O que é que se pode dizer sobre Tintin que ainda não esteja dito, no dia em que celebra o seu 77º aniversário? Muito pouco, na verdade, uma vez que a obra já está dissecada de todas as formas possíveis e imaginárias. É verdade que a vontade de Hergé em levar consigo para a eternidade a personagem do jovem repórter contribuiu, e de que maneira, para isso. Na verdade, à falta de material novo, rebusca-se o antigo, procuram-se novos enquadramentos, compilam-se curiosidades. É assim que surgem livros a mostrar os automóveis de Tintin” (“Tintin-Hergé-Les Autos”) e as cidades visitadas (“Tintin et la Ville”). Além disso, surgiram livros com os esboços, além de edições especiais das diversas histórias (“Les Archives d’Hergé), sem esquecer as aventuras propriamente ditas.
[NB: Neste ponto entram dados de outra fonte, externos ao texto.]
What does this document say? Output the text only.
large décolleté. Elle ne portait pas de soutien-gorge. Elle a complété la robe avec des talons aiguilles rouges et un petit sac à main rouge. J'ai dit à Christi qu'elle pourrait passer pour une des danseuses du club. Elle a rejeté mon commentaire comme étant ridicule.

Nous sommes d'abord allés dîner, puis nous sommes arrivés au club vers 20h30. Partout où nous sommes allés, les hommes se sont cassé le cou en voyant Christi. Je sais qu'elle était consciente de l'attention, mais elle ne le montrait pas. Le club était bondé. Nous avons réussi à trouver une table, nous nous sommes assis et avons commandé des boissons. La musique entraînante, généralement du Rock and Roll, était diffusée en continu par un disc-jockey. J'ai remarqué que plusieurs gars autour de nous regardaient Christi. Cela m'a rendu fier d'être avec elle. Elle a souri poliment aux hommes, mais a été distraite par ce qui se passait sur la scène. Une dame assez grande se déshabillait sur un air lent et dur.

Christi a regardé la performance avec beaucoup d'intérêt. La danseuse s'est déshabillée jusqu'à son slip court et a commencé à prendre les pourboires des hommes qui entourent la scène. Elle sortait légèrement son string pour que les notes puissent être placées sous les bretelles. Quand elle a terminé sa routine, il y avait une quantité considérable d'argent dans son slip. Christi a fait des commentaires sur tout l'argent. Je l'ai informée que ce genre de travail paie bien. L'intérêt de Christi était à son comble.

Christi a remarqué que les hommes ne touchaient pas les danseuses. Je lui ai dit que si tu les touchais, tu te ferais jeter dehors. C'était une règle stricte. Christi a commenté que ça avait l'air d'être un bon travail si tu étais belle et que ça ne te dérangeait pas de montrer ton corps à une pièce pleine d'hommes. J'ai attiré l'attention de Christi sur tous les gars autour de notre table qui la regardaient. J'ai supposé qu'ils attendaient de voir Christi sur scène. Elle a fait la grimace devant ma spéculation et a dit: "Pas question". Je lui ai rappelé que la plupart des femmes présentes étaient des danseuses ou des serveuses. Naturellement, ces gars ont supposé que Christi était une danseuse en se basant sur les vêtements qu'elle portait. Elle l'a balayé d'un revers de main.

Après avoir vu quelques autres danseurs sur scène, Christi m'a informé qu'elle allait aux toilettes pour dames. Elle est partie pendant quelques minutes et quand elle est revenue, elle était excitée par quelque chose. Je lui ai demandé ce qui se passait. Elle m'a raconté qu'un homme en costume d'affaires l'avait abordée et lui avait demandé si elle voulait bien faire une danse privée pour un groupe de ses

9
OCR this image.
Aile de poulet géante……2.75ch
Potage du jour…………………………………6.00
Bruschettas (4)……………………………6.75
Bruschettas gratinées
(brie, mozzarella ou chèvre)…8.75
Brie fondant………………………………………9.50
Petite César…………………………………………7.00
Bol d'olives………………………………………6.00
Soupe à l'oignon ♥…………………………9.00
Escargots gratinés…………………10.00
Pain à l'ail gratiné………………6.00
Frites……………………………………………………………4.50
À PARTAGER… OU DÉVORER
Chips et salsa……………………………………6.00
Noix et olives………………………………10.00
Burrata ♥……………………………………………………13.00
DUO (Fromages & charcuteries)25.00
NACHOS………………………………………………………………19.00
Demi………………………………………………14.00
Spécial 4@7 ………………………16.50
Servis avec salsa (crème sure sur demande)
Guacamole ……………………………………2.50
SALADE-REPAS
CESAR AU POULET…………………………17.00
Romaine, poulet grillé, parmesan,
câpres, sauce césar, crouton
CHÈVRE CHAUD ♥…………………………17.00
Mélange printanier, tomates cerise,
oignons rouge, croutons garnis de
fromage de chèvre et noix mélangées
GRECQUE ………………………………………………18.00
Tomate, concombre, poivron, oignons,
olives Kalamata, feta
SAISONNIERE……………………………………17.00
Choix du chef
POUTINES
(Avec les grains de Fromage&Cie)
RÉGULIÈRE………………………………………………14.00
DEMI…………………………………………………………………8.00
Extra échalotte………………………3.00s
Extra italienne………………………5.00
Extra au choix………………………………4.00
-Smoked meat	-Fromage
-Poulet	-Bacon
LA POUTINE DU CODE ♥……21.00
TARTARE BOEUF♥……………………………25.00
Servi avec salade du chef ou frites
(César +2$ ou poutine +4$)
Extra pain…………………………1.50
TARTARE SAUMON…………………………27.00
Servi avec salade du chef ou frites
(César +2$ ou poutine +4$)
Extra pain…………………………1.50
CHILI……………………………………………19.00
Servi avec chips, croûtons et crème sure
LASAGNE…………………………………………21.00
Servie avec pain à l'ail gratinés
Tintin sempre teve um enorme sucesso entre o público português, especialmente até à geração que hoje está na casa dos trinta. Assim, não é de estranhar o lançamento da obra “Tintin – O Sonho e a Realidade”; de Michael Farr. A edição original já a possuíamos há quase quatro anos, saída do prelo das Editions Moulinsart. Agora, a Verbo lança a versão portuguesa, facto com que os amantes de banda desenhada e, arrisco, o público em geral só se pode congratular.
Estruturalmente, a obra está dividida em 21 capítulos, tantas quantas as aventuras do nosso heróis, uma vez que os álbuns duplos, como os nossos favoritos “O Segredo do Licorne/O Tesouro de Rackham, o Terrível”, são analisados conjuntamente.
A análise começa, obviamente, com “As Aventuras de Tintin no País dos Sovietes” e vai até ao inacabado “Tintin e a Alph-Art”. O trabalho de Farr é, a todos os níveis, brilhante. Para cada episódio, o autor enquadra o contexto da aventura, mostra as influências de Hergé; as fotos de pessoas, lugares e edifícios que serviram de base a certas pranchas; as alterações que o desenhador introduziu entre as versões a preto e branco e a cor de cada álbum, entre muitos outros pormenores. Há ainda espaço para pequenas in-jokes, como o seu auto-retrato no meio de certas cenas (outro génio, Hitchcock, fazia o mesmo, nos seus filmes...) ou o dos seus colegas desenhadores, como o ainda mais genial E.P. Jacobs.
Mas, se tudo isto é verdade, também o é o facto de “As Aventuras de Tintin” terem alcançado o estatuto de clássico. Como tal, multiplicam-se os estudos sobre a mais célebre criação de Hergé, Georges Remi de seu verdadeiro nome. Boa parte delas são exaltações e consagrações do autor, como a imprescindível biografia “Hergé-Fils de Tintin”, de Benoit Peeters (Flammarion) ou o enciclopédico “Le Monde d’Hergé”, do mesmo autor– já na sua segunda versão. E ainda temos “Le monde inconnu d'Hergé”, de Bernard Portevin (Dervy), “Le Secret d'Hergé” de Serge Tisseron, de que conhecemos, igualmente, o quase lendário “Tintin chez le psychanalyste” (Aubier), isto para além de muitas mais obras consagradas ao universo do jovem repórter do Petite Vingtiéme. Outras, embora mostrando reconhecimento e admiração, sempre vão deixando algumas críticas, como acontece com o incontornável “Tintin chez Jules Verne”, da dupla J.P. Tomasi e M. Deligne, onde são feitas acusações de que a linha entre inspiração e plágio poderá ter sido ultrapassada por Hergé, em relação ao visionário romancista.